The Effect Of End Constraint On The Compressive Strength Of Model Rock Pillars

Model pillars of limestone, marble, sandstone, and granite, with length-to-diameter ratios of 3, 2, 1, 0.5, and 0.25 (0.286 for granite), were broken in axial compression to determine to what extent an increase in end constraint increased compressive strength. Radial end constraints of 13 to 23 percent of the average axial stress in the pillar, produced by solid steel rings bonded with epoxy to the ends of dogbone-shaped specimens, increased compressive strength somewhat above that of cylindrical pillars without ring constraint.
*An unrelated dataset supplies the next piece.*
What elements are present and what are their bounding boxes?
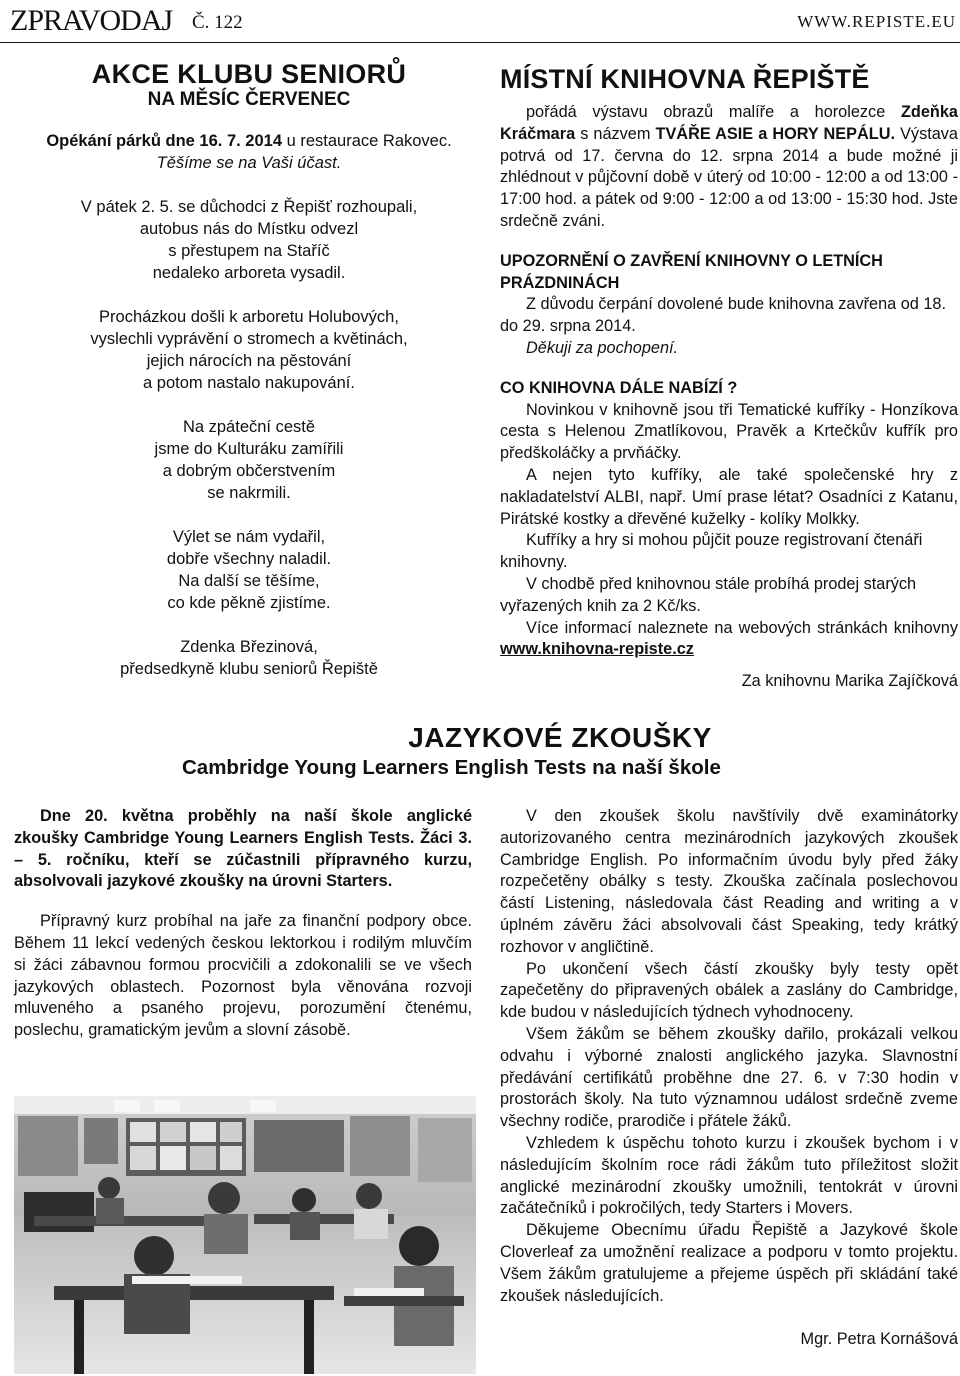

However, when the results were compared with those obtained by other investigators for straight specimens of several rock types taken collectively, with L/D ratios greater than 0.5, the resulting strengths were not significantly different. Thus, the amount of end constraint produced by the solid steel rings was about the same as that produced by the friction from the steel end plates. In other tests a radial prestress of 3,000 psi or 5,000 psi was applied prior to axial loading by adjustable hardened steel rings to increase the constraint above that obtained for the solid rings. The average radial constraint stress, expressed as a percentage of the average axial pillar stress at failure for the 3,000 psi prestress, was 54.3 percent for limestone, 40.3 percent for marble, 44.7 percent for sandstone, and 23.4 percent for granite. The average radial constraint stress, expressed as a percentage of the average axial pillar stress at failure for the 5,000 psi prestress, was 74.2 percent for limestone, 51.2 percent for marble, 61.6 percent for sandstone, and 29.7 percent for granite. These constraints increased the compressive strength significantly above the strength of straight specimens and solid-ring constrained specimens. These results suggest that large horizontal stresses in orebodies mined by the room and pillar method should increase the strength of the pillars and allow an increase in ore recovery by a reduction of pillar size when major structural defects are absent.